There is no internationally enforceable mechanism to deal with reparations for economic damage in conflicts. Neither Azerbaijan nor Armenia accepted the jurisdiction of the UN’s International Court of Justice to deal with such inter-state claims. At the European level, however, Armenia’s responsibility for property damage to Azerbaijani IDPs was recognized by the European Court of Human Rights (“ECHR”) in its landmark case of Chiragov and Others vs. Armenia where the court ordered Armenia to pay compensation for violating property rights of seven Azerbaijani Kurdish families who were expelled from the district of Lachin captured by Armenia in 1993. The Chiragov family is just one out of an estimated 150.000 Azerbaijani registered property owners of IDP background who lost their property due to Armenia’s occupation in the 1991-1994 war. However, the ECHR’s financial redress to IDPs for property and moral damage is significantly limited and does not extend to the recovery of economic damage to general infrastructure destroyed or appropriated during the conflict.
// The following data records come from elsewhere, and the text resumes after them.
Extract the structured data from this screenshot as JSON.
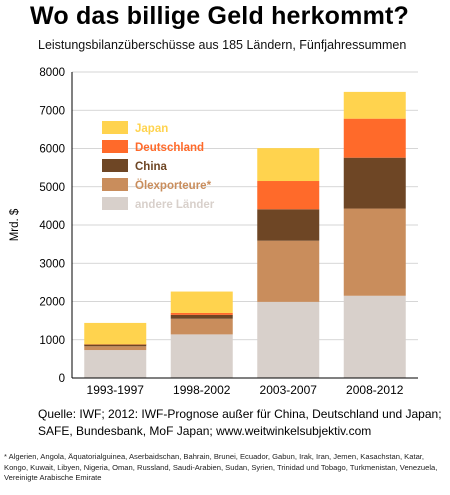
{
  "title": "Wo das billige Geld herkommt?",
  "subtitle": "Leistungsbilanzüberschüsse aus 185 Ländern, Fünfjahressummen",
  "source_line1": "Quelle: IWF; 2012: IWF-Prognose außer für China, Deutschland und Japan;",
  "source_line2": "SAFE, Bundesbank, MoF Japan; www.weitwinkelsubjektiv.com",
  "footnote": "* Algerien, Angola, Äquatorialguinea, Aserbaidschan, Bahrain, Brunei, Ecuador, Gabun, Irak, Iran, Jemen, Kasachstan, Katar, Kongo, Kuwait, Libyen, Nigeria, Oman, Russland, Saudi-Arabien, Sudan, Syrien, Trinidad und Tobago, Turkmenistan, Venezuela, Vereinigte Arabische Emirate",
  "chart_data": {
    "type": "bar",
    "stacked": true,
    "ylabel": "Mrd. $",
    "ylim": [
      0,
      8000
    ],
    "yticks": [
      0,
      1000,
      2000,
      3000,
      4000,
      5000,
      6000,
      7000,
      8000
    ],
    "grid": true,
    "legend_position": "top-left",
    "categories": [
      "1993-1997",
      "1998-2002",
      "2003-2007",
      "2008-2012"
    ],
    "series": [
      {
        "name": "andere Länder",
        "color": "#d8d0cb",
        "values": [
          730,
          1140,
          1990,
          2150
        ]
      },
      {
        "name": "Ölexporteure*",
        "color": "#c98d5c",
        "values": [
          100,
          410,
          1600,
          2280
        ]
      },
      {
        "name": "China",
        "color": "#6e4625",
        "values": [
          50,
          100,
          820,
          1330
        ]
      },
      {
        "name": "Deutschland",
        "color": "#ff6a2a",
        "values": [
          -10,
          50,
          740,
          1020
        ]
      },
      {
        "name": "Japan",
        "color": "#ffd34e",
        "values": [
          560,
          560,
          860,
          700
        ]
      }
    ]
  }
}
Thus, considering the extensive scale of property damage and number of potential claimants estimated to exceed one million, the UN should create an international commission for both property and infrastructure claims arising from the Armenia-Azerbaijan conflict similar to the UN Compensation Commission for Iraq and Kuwait. For instance, the Commission issued compensation over $50 billion for the damage to Kuwait’s economy and citizens in 1990-1991. Given such rich institutional experience and legal precedents, establishing a specialized international commission to deal with compensation claims for infrastructure and personal property rights of IDPs from both Azerbaijan and Armenia could provide more effective and timely redress to this critical issue. In the absence of a workable international compensation mechanism, it would be extremely hard to advance negotiations between the two countries with a view to achieving a comprehensive and sustainable peace.
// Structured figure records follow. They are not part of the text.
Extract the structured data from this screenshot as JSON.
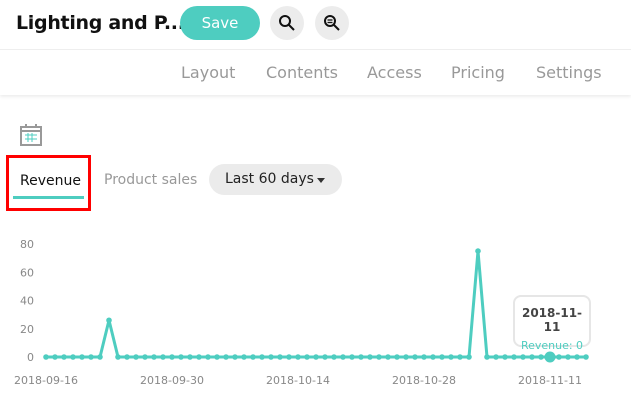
{
  "header": {
    "title": "Lighting and P...",
    "save_label": "Save",
    "icons": [
      "search-icon",
      "zoom-search-icon"
    ]
  },
  "nav": [
    "Layout",
    "Contents",
    "Access",
    "Pricing",
    "Settings"
  ],
  "tabs": [
    {
      "label": "Revenue",
      "active": true
    },
    {
      "label": "Product sales",
      "active": false
    }
  ],
  "range_select": {
    "value": "Last 60 days"
  },
  "tooltip": {
    "date": "2018-11-11",
    "text": "Revenue: 0"
  },
  "colors": {
    "accent": "#4ecdc0",
    "highlight": "#ff0000"
  },
  "chart_data": {
    "type": "line",
    "x_ticks": [
      "2018-09-16",
      "2018-09-30",
      "2018-10-14",
      "2018-10-28",
      "2018-11-11"
    ],
    "y_ticks": [
      0,
      20,
      40,
      60,
      80
    ],
    "ylim": [
      0,
      80
    ],
    "x": [
      "2018-09-16",
      "2018-09-17",
      "2018-09-18",
      "2018-09-19",
      "2018-09-20",
      "2018-09-21",
      "2018-09-22",
      "2018-09-23",
      "2018-09-24",
      "2018-09-25",
      "2018-09-26",
      "2018-09-27",
      "2018-09-28",
      "2018-09-29",
      "2018-09-30",
      "2018-10-01",
      "2018-10-02",
      "2018-10-03",
      "2018-10-04",
      "2018-10-05",
      "2018-10-06",
      "2018-10-07",
      "2018-10-08",
      "2018-10-09",
      "2018-10-10",
      "2018-10-11",
      "2018-10-12",
      "2018-10-13",
      "2018-10-14",
      "2018-10-15",
      "2018-10-16",
      "2018-10-17",
      "2018-10-18",
      "2018-10-19",
      "2018-10-20",
      "2018-10-21",
      "2018-10-22",
      "2018-10-23",
      "2018-10-24",
      "2018-10-25",
      "2018-10-26",
      "2018-10-27",
      "2018-10-28",
      "2018-10-29",
      "2018-10-30",
      "2018-10-31",
      "2018-11-01",
      "2018-11-02",
      "2018-11-03",
      "2018-11-04",
      "2018-11-05",
      "2018-11-06",
      "2018-11-07",
      "2018-11-08",
      "2018-11-09",
      "2018-11-10",
      "2018-11-11",
      "2018-11-12",
      "2018-11-13",
      "2018-11-14",
      "2018-11-15"
    ],
    "series": [
      {
        "values": [
          0,
          0,
          0,
          0,
          0,
          0,
          0,
          26,
          0,
          0,
          0,
          0,
          0,
          0,
          0,
          0,
          0,
          0,
          0,
          0,
          0,
          0,
          0,
          0,
          0,
          0,
          0,
          0,
          0,
          0,
          0,
          0,
          0,
          0,
          0,
          0,
          0,
          0,
          0,
          0,
          0,
          0,
          0,
          0,
          0,
          0,
          0,
          0,
          75,
          0,
          0,
          0,
          0,
          0,
          0,
          0,
          0,
          0,
          0,
          0,
          0
        ]
      }
    ],
    "highlighted": "2018-11-11",
    "grid": false
  }
}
For a small country like Azerbaijan, reconstruction costs of physical infrastructure – utilities, roads, housing, schools, medical facilities, energy and telecommunications, government buildings – in the de-occupied territories is beyond its means to rebuild, despite its oil revenues. There is an urgent need for an updated assessment of damage by the UN or EU Agency for Reconstruction and significant international humanitarian and financial assistance to Azerbaijan.
The absence of state responsibility for targeting civilian infrastructure in conflicts in the past has created a sense of impunity in a volatile region like the South Caucasus. The outcome of Azerbaijan’s pursuit of reparations and lawsuits against Armenia for damages in the de-occupied occupied territories running into billions of US dollars could make a positive precedent for post-war reconstruction efforts and also become an effective deterrence for all states in this volatile region in the future.